Calcado numa história de guerra, a intenção geral da obra não transpira uma vontade unânime de se expressar através da própria guerra em si, ou seja, há o interesse maior e interessantíssimo de retratar a origem dos fatos, dar vida e mostrar o lado pessoal e humano dos dois personagens centrais. Só esse interesse já dá ao filme grande qualidade sobre a abordagem que ele se propõe a fazer. Não somos, portanto, “jogados” num campo de batalha nos minutos introdutórios, sem explicações de como tudo chegou àquele ponto, assim como o motivo da guerra e tudo mais. Não que desta forma fosse pior, mas cada abordagem compromete-se a se qualificar naquilo que ela arbitrariamente se propôs a fazer, e nesse caso, é dar à guerra uma visão um pouco mais humana de cada um que lá está.

Gallipoli (Gallipoli, 1981) é uma daquelas obras que já na primeira cena dão a entender que o filme valerá a pena. Archy Hamilton (muito bem interpretado por Mark Lee) é treinado pelo seu tio Jack (Bill Kerr), e sonha ser um corredor. Sonha mais pelo tio do que por si. Logo ali começam as primeiras e principais abordagens de Gallipoli: bravura, persistência, limite e principalmente patriotismo, tudo isso temperado num ar de conseqüências, que representam e movem cada ação humana, aquilo que é maior que a vida, é mais bravo que a morte e é o maior e mais benéfico alimento da alma humana: o sonho. A história se passa na Austrália ocidental, no ano de 1915, na 1ª guerra mundial, e é um dos raros filmes que representam a 1ª grande guerra. Será esta a grande idéia do filme: mostrar que em meio àquela vida interiorana humilde e pacata, mesmo com objetivos e sonhos sendo conquistados à cada competição e o talento e recordes se sobressaindo nas corridas, isso não bastava. A oportunidade de representar a pátria como aliada à Inglaterra contra os alemães e turcos foi mais forte. Isso soa melodramático demais à quem não se envolve ou não entende o espírito do filme, mas é para ser assim.
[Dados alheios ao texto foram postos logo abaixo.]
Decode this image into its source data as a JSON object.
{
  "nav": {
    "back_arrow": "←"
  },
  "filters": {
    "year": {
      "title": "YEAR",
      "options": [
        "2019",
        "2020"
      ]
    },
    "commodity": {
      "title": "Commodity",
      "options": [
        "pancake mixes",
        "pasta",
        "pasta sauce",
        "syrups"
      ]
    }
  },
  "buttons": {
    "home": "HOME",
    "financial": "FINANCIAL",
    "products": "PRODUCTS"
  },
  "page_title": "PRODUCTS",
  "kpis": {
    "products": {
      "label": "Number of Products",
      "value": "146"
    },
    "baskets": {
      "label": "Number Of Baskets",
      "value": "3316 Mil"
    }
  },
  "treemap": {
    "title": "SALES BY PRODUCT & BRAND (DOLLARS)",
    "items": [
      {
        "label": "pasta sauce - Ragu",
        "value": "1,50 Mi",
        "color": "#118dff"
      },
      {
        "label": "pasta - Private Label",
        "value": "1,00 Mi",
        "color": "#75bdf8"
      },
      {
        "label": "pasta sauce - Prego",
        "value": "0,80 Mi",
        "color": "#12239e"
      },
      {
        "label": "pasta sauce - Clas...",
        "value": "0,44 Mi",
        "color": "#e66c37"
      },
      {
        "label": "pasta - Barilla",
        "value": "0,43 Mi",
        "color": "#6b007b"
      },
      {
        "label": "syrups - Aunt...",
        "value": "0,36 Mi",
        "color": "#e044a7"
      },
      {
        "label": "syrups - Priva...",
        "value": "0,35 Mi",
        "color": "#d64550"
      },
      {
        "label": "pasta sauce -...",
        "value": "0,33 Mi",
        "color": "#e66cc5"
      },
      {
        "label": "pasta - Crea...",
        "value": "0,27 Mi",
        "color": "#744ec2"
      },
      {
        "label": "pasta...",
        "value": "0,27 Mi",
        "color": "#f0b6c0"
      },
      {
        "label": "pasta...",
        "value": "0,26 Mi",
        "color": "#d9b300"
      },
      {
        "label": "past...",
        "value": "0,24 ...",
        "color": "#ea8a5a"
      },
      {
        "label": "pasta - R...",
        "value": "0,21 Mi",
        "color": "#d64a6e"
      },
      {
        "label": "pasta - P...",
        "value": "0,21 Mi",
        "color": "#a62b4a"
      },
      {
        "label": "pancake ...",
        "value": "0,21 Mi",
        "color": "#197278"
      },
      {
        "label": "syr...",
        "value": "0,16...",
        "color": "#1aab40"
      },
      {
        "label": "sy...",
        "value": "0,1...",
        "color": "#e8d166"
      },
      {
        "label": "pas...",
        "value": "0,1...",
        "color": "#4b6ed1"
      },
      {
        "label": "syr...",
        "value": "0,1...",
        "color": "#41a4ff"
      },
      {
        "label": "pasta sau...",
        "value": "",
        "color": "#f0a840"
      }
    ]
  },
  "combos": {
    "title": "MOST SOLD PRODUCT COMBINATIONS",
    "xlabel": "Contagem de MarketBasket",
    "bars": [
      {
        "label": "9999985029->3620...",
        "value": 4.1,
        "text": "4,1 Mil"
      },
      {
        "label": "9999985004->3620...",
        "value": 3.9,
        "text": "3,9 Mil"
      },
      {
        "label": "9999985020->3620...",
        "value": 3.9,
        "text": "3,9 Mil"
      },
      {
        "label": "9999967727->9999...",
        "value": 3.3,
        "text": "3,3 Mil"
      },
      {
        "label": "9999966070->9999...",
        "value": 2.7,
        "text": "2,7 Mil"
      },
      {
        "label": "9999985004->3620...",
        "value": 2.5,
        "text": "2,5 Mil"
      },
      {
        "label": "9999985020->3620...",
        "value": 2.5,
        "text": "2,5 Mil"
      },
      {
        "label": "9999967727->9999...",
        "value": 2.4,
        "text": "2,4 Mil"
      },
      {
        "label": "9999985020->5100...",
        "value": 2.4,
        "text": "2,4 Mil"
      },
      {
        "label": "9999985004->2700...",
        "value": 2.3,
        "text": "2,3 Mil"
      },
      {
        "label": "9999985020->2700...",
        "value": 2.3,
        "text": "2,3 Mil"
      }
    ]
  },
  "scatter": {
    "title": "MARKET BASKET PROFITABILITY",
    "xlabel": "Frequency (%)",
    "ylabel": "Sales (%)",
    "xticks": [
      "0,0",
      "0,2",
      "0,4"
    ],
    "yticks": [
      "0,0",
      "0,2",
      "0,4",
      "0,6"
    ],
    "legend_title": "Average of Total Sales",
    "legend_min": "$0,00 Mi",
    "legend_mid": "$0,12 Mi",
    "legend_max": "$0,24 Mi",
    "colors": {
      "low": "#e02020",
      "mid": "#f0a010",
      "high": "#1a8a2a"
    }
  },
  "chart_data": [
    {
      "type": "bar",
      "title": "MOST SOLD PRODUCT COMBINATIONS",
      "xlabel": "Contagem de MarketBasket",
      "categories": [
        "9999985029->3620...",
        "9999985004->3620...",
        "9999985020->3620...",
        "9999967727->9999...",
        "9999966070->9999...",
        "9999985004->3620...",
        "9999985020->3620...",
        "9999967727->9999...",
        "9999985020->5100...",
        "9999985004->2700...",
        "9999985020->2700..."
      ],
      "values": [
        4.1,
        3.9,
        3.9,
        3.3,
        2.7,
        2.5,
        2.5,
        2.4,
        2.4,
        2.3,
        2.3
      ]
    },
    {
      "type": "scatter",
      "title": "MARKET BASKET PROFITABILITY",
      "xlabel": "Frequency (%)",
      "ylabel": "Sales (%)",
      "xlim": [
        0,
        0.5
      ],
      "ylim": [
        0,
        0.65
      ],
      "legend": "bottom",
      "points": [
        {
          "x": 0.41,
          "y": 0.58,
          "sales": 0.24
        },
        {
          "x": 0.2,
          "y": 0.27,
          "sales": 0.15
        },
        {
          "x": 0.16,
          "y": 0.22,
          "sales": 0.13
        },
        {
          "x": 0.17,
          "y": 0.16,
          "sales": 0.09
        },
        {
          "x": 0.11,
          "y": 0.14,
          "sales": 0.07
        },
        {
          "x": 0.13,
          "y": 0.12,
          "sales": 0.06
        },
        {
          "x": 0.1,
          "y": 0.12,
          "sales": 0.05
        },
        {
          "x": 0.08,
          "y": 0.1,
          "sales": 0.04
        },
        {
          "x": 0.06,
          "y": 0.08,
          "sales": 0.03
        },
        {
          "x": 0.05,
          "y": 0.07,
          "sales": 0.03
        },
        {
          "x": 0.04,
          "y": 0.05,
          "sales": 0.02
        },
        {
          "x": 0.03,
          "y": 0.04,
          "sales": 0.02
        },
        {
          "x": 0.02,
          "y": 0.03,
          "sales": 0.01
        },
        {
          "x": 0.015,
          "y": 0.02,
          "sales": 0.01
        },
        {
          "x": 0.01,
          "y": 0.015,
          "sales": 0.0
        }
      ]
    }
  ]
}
Archy terá a companhia de um amigo que conheceu durante uma competição de corrida, Frank Dunne (Mel Gibson), e rumam ao recrutamento de jovens combatentes, enfrentando o sol e o deserto. Consegue alistar-se por méritos e consigo leva junto seu amigo nem tão competente assim. Eles não desejarão morrer, não desejarão matar, senão somente representar a força de seu país. Aprovados, partem à guerra sem noção do horror, munidos de coragem e adrenalina capazes de anular qualquer medo.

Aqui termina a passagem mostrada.